A economista apontou duas situações que exemplificam a financeirização do capitalismo. Uma delas é a mudança do papel das holdings que deveriam ter a função de organizar a gestão centralizada dos ativos e dos recursos da empresa, mas hoje são um centro de lucro. “Essa diferença de atuação indica bem o comando da lógica financeira. As decisões não são guiadas pela produção, mas pela lógica financeira”, observou. Outro exemplo é a intervenção das empresas brasileiras no mercado de câmbio. “As empresas mobilizam valores de cinco a dez vezes maior do que realmente precisam para dar conta de suas atividades produtivas porque isso dá lucro, aumenta seus resultados e dá mais crédito.
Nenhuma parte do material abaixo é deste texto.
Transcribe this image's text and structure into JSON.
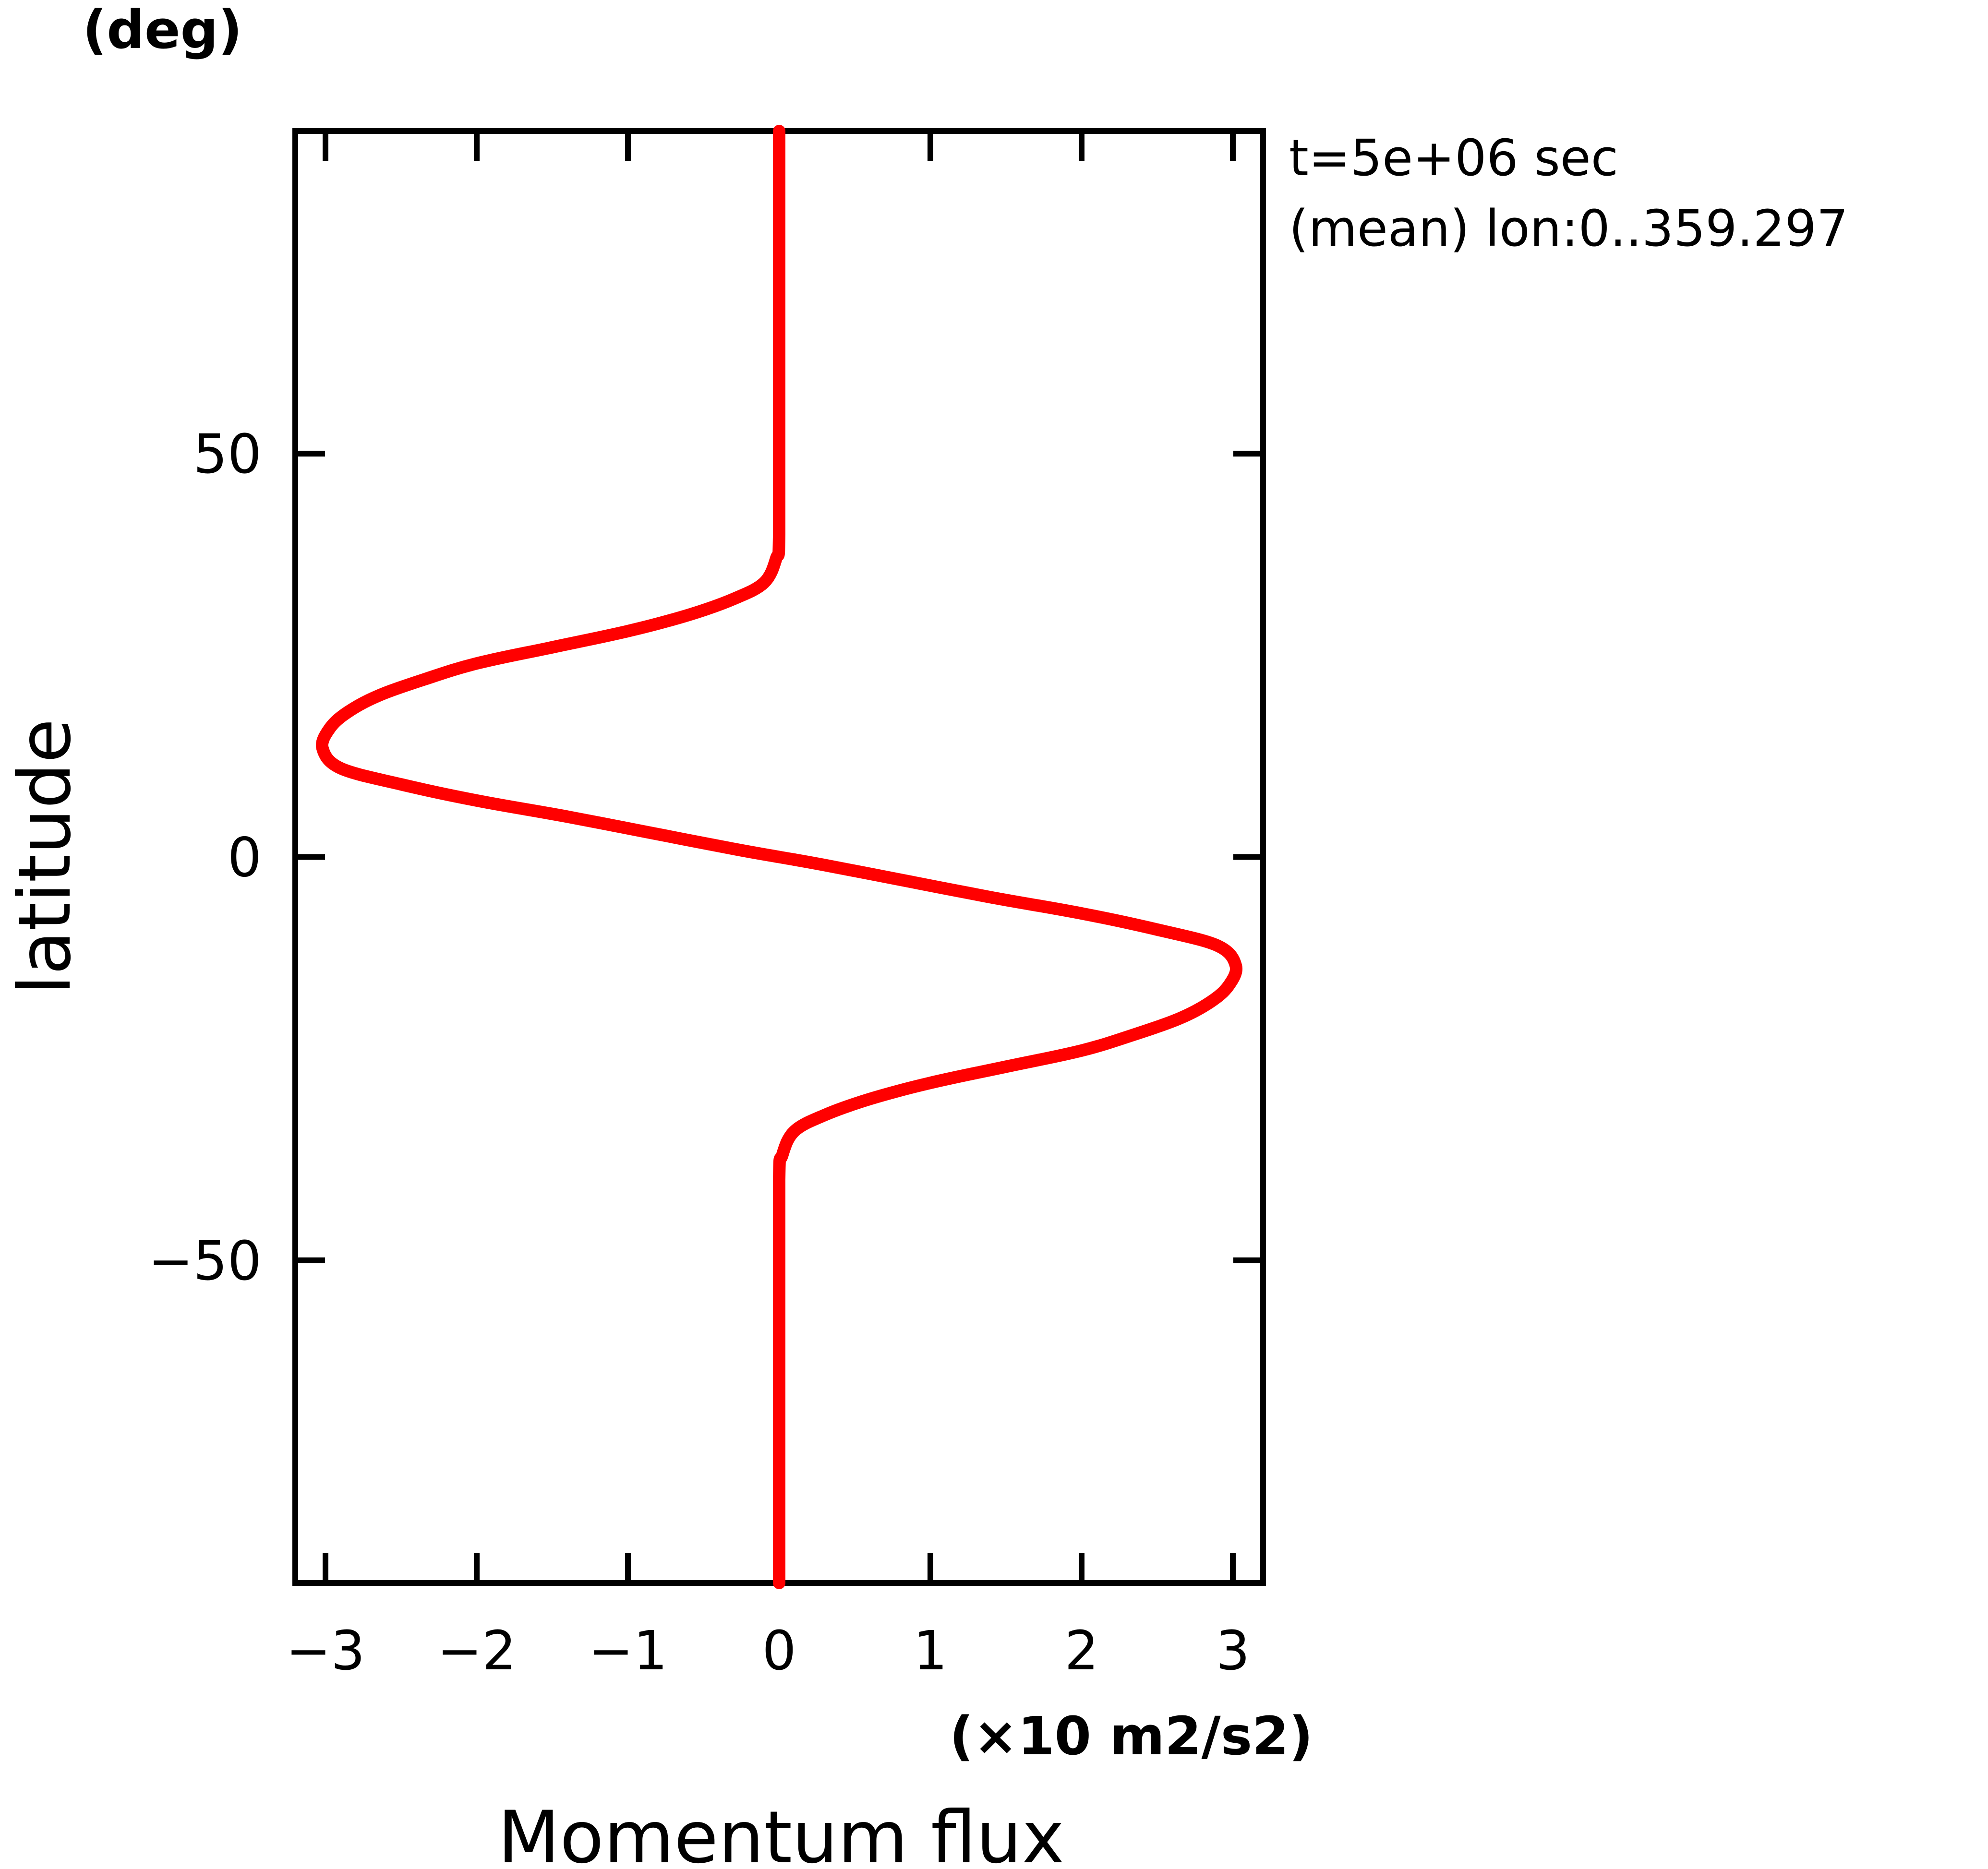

Grandes empresas brasileiras saíram perdendo com a crise porque estavam apostando no mercado futuro de câmbio, na baixa do dólar”, disse.





Neoliberalimo





Os princípios do neoliberalismo e seu possível enfraquecimento também foram assunto do seminário apresentado por Leda Paulani, que acredita que o discurso neoliberal irá se fortalecer com a crise, mas que também há uma brecha para mudanças. “Em tempos de crise, o discurso neoliberal de que é preciso encolher os gastos, flexibilizar as leis trabalhistas e reduzir a participação do Estado é totalmente adequado ao capital financeiro. Mas há uma brecha para o recuo do neoliberalismo e talvez até um espaço para a reestatização. Hoje, os governos são muito mais limitados do que há 20 anos e esse momento aumenta a consciência da inviabilidade deste sistema que pode não estar dando certo”, ressaltou.





Conseqüências no Brasil





No Brasil, a crise não deve provocar um colapso no sistema financeiro, segundo a economista, já que é um sistema mais regulado pelo Estado, ao contrário do que acontece em outros países, como os Estados Unidos. “Desde os anos 90, o Estado brasileiro tem sido muito benevolente com o sistema financeiro, que cobra tarifas elevadas e juros muito altos”, disse.
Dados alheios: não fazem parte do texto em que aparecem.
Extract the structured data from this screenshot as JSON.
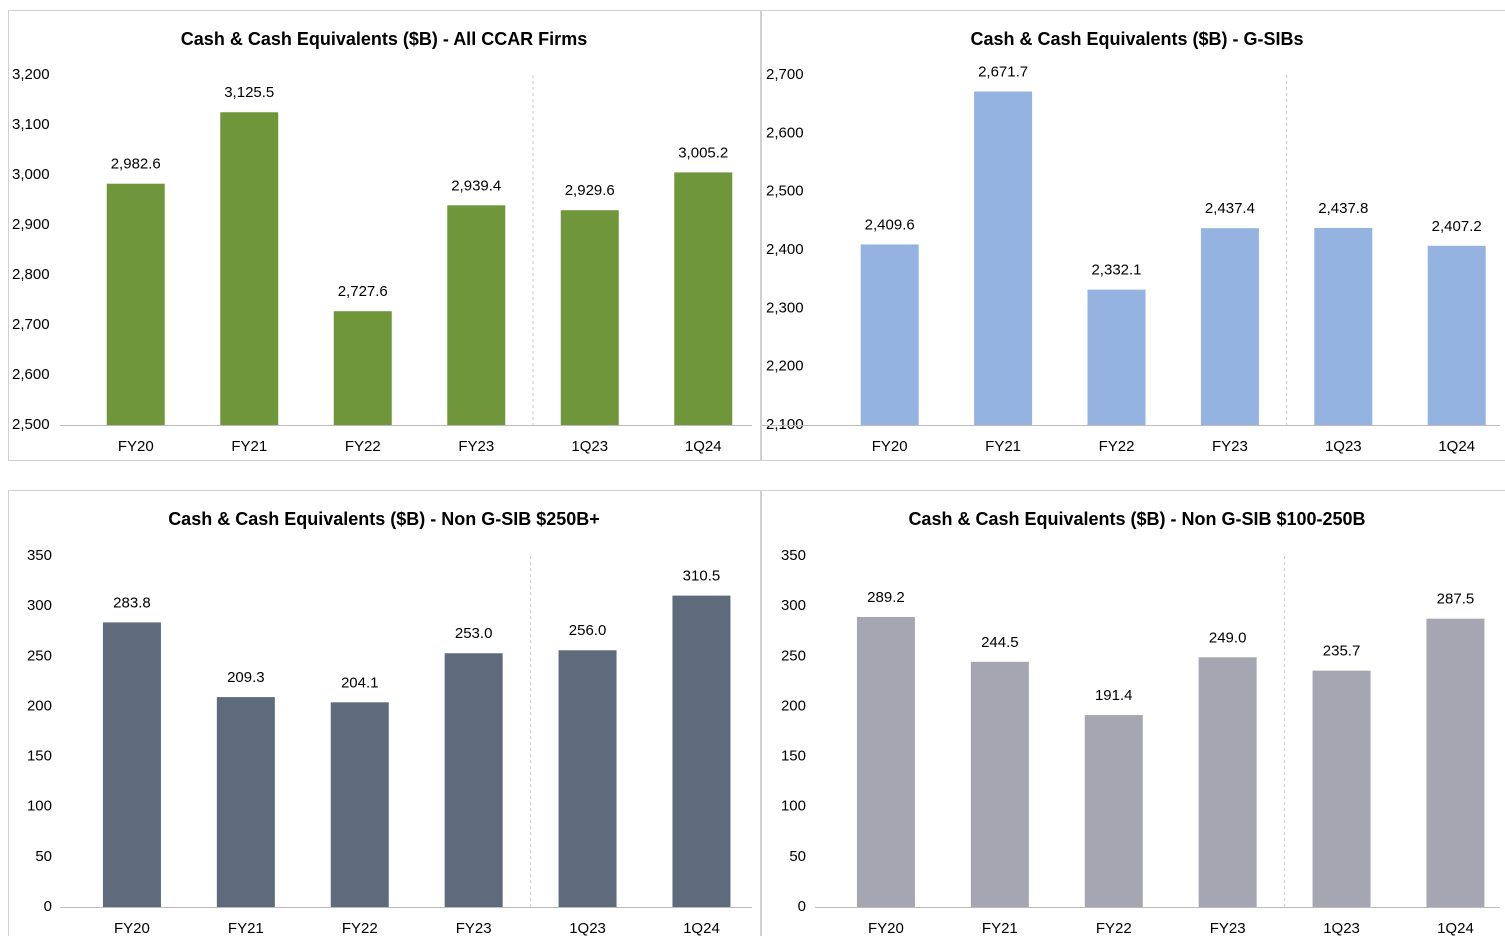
{
  "chart_data": [
    {
      "type": "bar",
      "title": "Cash & Cash Equivalents ($B) - All CCAR Firms",
      "categories": [
        "FY20",
        "FY21",
        "FY22",
        "FY23",
        "1Q23",
        "1Q24"
      ],
      "values": [
        2982.6,
        3125.5,
        2727.6,
        2939.4,
        2929.6,
        3005.2
      ],
      "value_labels": [
        "2,982.6",
        "3,125.5",
        "2,727.6",
        "2,939.4",
        "2,929.6",
        "3,005.2"
      ],
      "color": "#70963c",
      "ylim": [
        2500,
        3200
      ],
      "yticks": [
        {
          "value": 2500,
          "label": "2,500"
        },
        {
          "value": 2600,
          "label": "2,600"
        },
        {
          "value": 2700,
          "label": "2,700"
        },
        {
          "value": 2800,
          "label": "2,800"
        },
        {
          "value": 2900,
          "label": "2,900"
        },
        {
          "value": 3000,
          "label": "3,000"
        },
        {
          "value": 3100,
          "label": "3,100"
        },
        {
          "value": 3200,
          "label": "3,200"
        }
      ]
    },
    {
      "type": "bar",
      "title": "Cash & Cash Equivalents ($B) - G-SIBs",
      "categories": [
        "FY20",
        "FY21",
        "FY22",
        "FY23",
        "1Q23",
        "1Q24"
      ],
      "values": [
        2409.6,
        2671.7,
        2332.1,
        2437.4,
        2437.8,
        2407.2
      ],
      "value_labels": [
        "2,409.6",
        "2,671.7",
        "2,332.1",
        "2,437.4",
        "2,437.8",
        "2,407.2"
      ],
      "color": "#95b3e0",
      "ylim": [
        2100,
        2700
      ],
      "yticks": [
        {
          "value": 2100,
          "label": "2,100"
        },
        {
          "value": 2200,
          "label": "2,200"
        },
        {
          "value": 2300,
          "label": "2,300"
        },
        {
          "value": 2400,
          "label": "2,400"
        },
        {
          "value": 2500,
          "label": "2,500"
        },
        {
          "value": 2600,
          "label": "2,600"
        },
        {
          "value": 2700,
          "label": "2,700"
        }
      ]
    },
    {
      "type": "bar",
      "title": "Cash & Cash Equivalents ($B) - Non G-SIB $250B+",
      "categories": [
        "FY20",
        "FY21",
        "FY22",
        "FY23",
        "1Q23",
        "1Q24"
      ],
      "values": [
        283.8,
        209.3,
        204.1,
        253.0,
        256.0,
        310.5
      ],
      "value_labels": [
        "283.8",
        "209.3",
        "204.1",
        "253.0",
        "256.0",
        "310.5"
      ],
      "color": "#5d6b7d",
      "ylim": [
        0,
        350
      ],
      "yticks": [
        0,
        50,
        100,
        150,
        200,
        250,
        300,
        350
      ]
    },
    {
      "type": "bar",
      "title": "Cash & Cash Equivalents ($B) - Non G-SIB $100-250B",
      "categories": [
        "FY20",
        "FY21",
        "FY22",
        "FY23",
        "1Q23",
        "1Q24"
      ],
      "values": [
        289.2,
        244.5,
        191.4,
        249.0,
        235.7,
        287.5
      ],
      "value_labels": [
        "289.2",
        "244.5",
        "191.4",
        "249.0",
        "235.7",
        "287.5"
      ],
      "color": "#a5a6b1",
      "ylim": [
        0,
        350
      ],
      "yticks": [
        0,
        50,
        100,
        150,
        200,
        250,
        300,
        350
      ]
    }
  ]
}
No mercado externo, as exportações devem continuar a cair, assim como os preços dos produtos vendidos para outros países, devido à queda no crescimento das economias dos países. No mercado interno, a desvalorização da moeda brasileira desinflou a ‘bolha’ da valorização irreal e dinamizou a economia. “Já em relação aos investimentos, ainda é difícil ter uma perspectiva. Os riscos ainda são altos e é difícil definir onde investir”, ressaltou.



A crise também provocou uma situação adversa para a classe trabalhadora, umas das mais vulneráveis nestes momentos. Aumento de desemprego, perda de direitos com a flexibilização das leis trabalhistas e redução de salários são algumas das conseqüências enfrentadas pelos trabalhadores. Leda lembrou que isso também se reflete na queda do consumo.



Com a crise, os especialistas estão refazendo as previsões para a economia brasileira em 2009, assim como acontece em outros países. “E a tendência é que as previsões sejam repensadas para baixo. Para prever os desdobramentos no Brasil, há que se analisar o papel da economia brasileira no capitalismo mundial que hoje é de uma plataforma de valorização financeira. Os reflexos da crise no Brasil têm relação com este papel. As empresas jogam o dinheiro aqui para obter ganhos em moeda forte, que são proporcionados pela nossa elevada taxa de juros e a supervalorização da moeda”, observou.